So wichtig wie für die schwarze Bundespartei ist das Duell ums Stuttgarter Rathaus aber auch für die grüne. Am Sonntag werden die Grünen gebannt, aber auch bang nach Schwaben gucken. Denn nichts brauchen die Grünen derzeit mehr als vorzeigbare Erfolge. Vordergründig sind sie in diesen Tagen zwar mit der Findung ihrer Spitzenkandidaten vollauf beschäftigt. Im Hintergrund aber lauert längst die Suche nach Wegen aus der Popularitätsdelle. Von astronomischen Höhen sinken die Ökos derzeit Woche für Woche tiefer auf der Umfrageskala. Gerade nähern sie sich von oben der 11-Prozentmarke, die ihnen bei der letzten Bundestagswahl den kleinsten Stuhl auf der Oppositionsbank einbrachte. Besonders bedenklich: vom Niedergang der Piraten-Konkurrenz konnten die Grünen nicht einen einzigen Prozentpunkt profitieren. Im Gegenteil: Die eigene Kurve ging weiter bergab. Und im Gegenzug legen die zum einzig denkbaren Koalitionspartner erkorenen Sozialdemokraten mit ihrem Kanzlerkandidaten Peer Steinbrück nur so minimal zu, dass sie die Grünen kaum mit in eine Regierung hieven könnten.

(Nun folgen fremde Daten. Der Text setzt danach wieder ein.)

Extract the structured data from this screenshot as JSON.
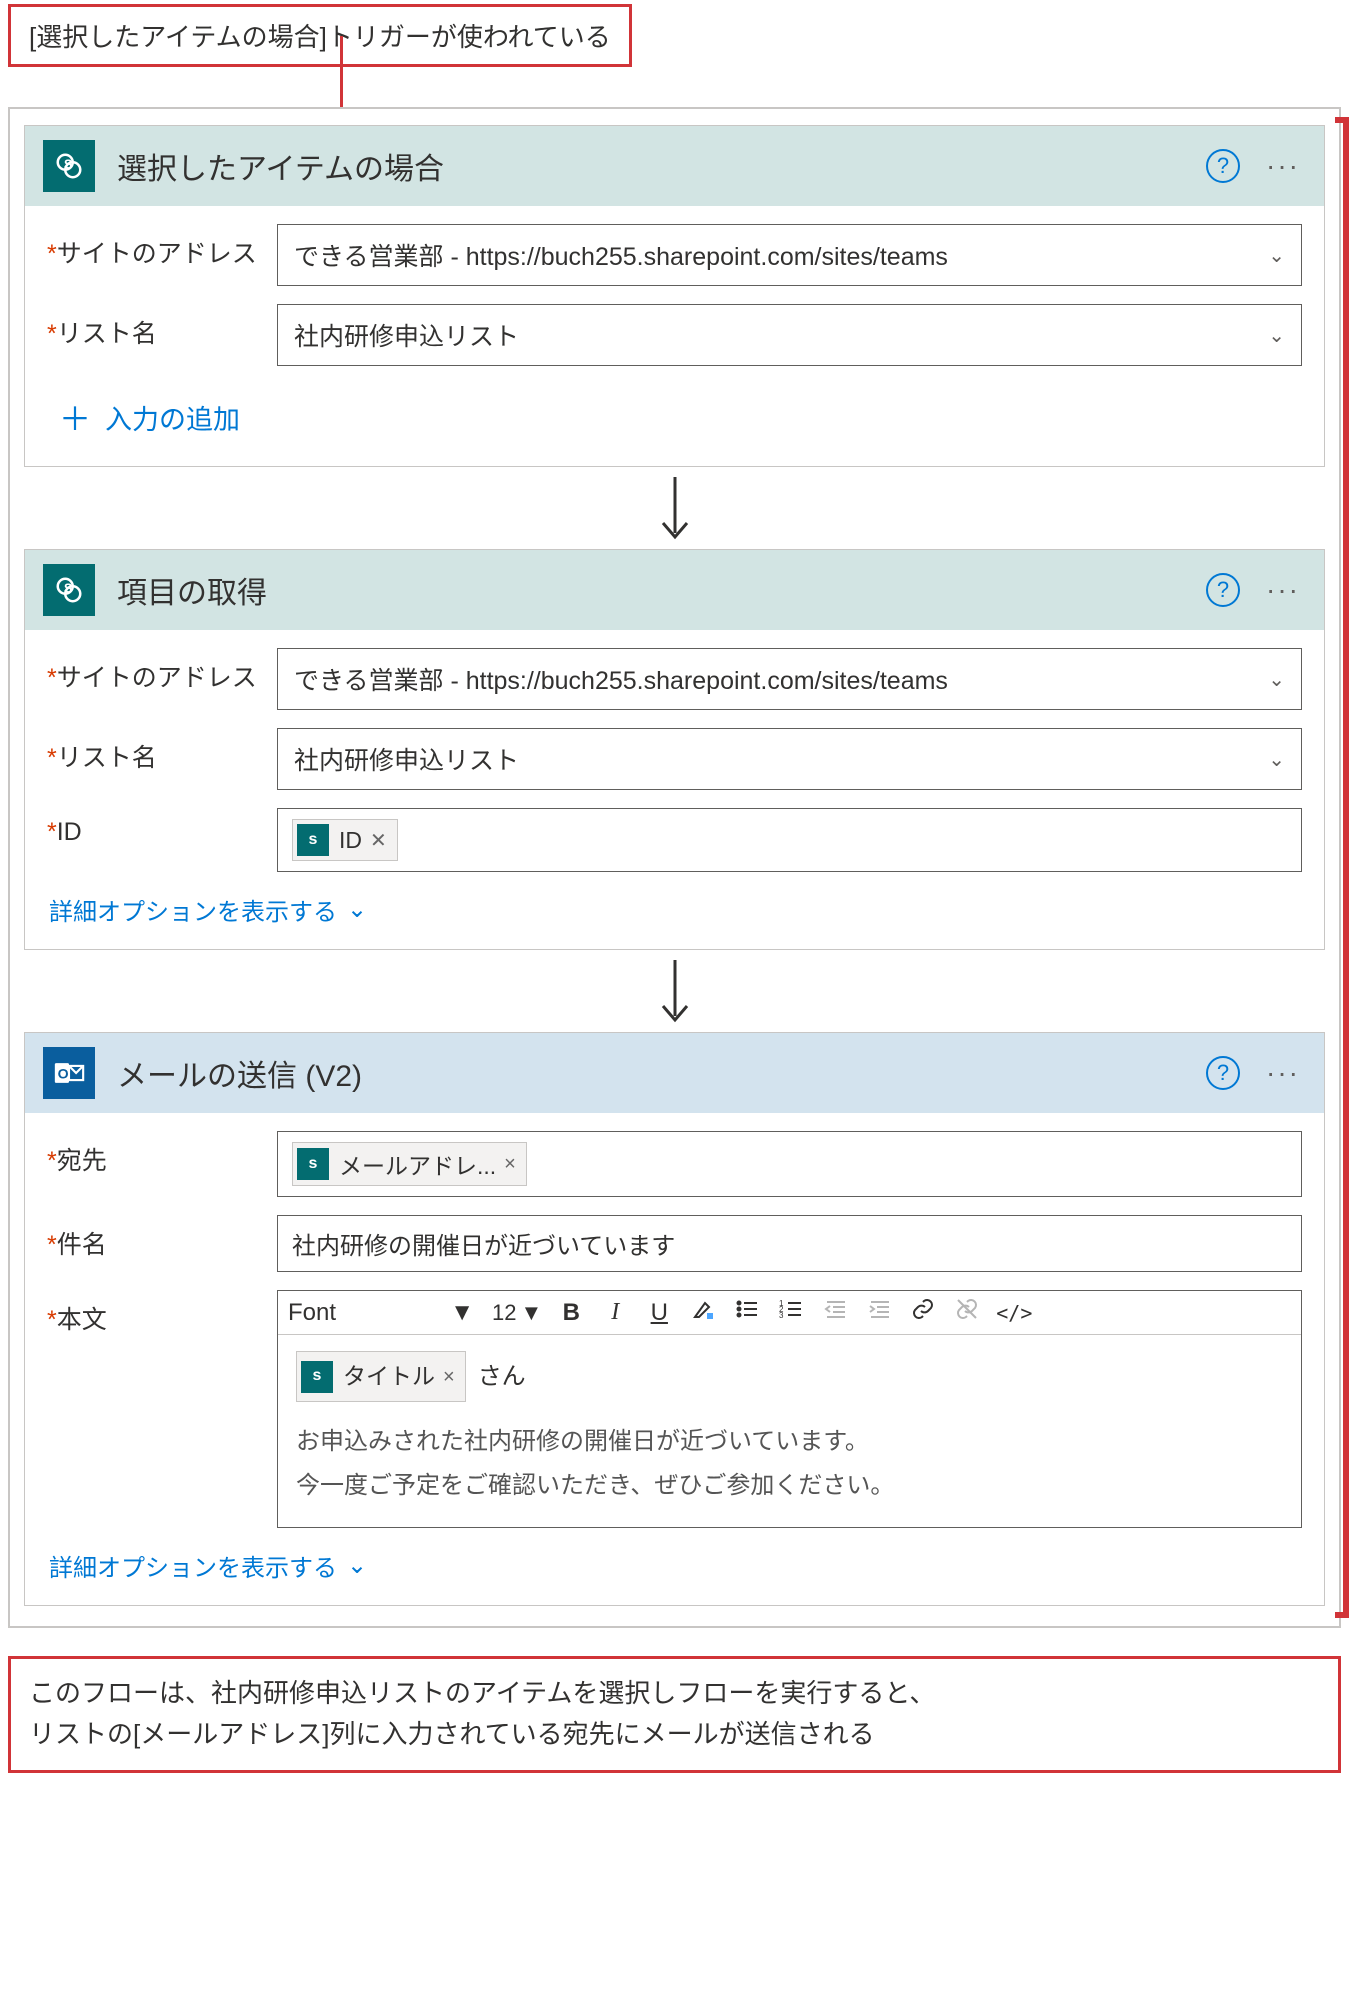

Weil Misserfolg das Gegenteil von sexy ist, sehnen die Bundesgrünen deshalb einen Erfolg in Stuttgart herbei – nur anders als die CDU lassen ihre Berliner Spitzenleute Kuhns Wahlkampf in Baden-Württemberg Kuhns Wahlkampf sein. Ein Schelm, wer Gutes dabei denkt.
Auf der folgenden Seite: Der bundespolitische Stern Kuhns verglimmt immer mehr
Denn mit Fritz Kuhn könnte am Sonntag ein Grüner in Stuttgart triumphieren, dessen politischer Stern in Berlin immer deutlicher verglimmt. Und der OB-Anwärter verkörpert einen Grünen-Typus, der in der Bundespartei nicht unbedingt als Kult gilt. Kuhn ist Urgestein der Partei. 1980 hat er sie in Baden-Württemberg mit gegründet. Lange Jahre hat er mit klarem realpolitischen Kurs im Südwesten der Republik dafür gesorgt, dass die Ökos ausgerechnet im ländlich-konservativ geprägten Industrieland Spitzenwerte erzielten. Dennoch floh er vor landespolitischem Mief aus Stuttgart in die Bundespolitik. Als engster Vertrauter von „Joschka dem Großen“ wurde „Fischers Fritze“ zusammen mit Renate Künast an die Spitze der Bundespartei gewählt. Er hat die Grünen vorangetrieben als Vordenker, Stratege und Krisenmanager und sie ohne Havarie durch rot-grüne Regierungszeiten manövriert.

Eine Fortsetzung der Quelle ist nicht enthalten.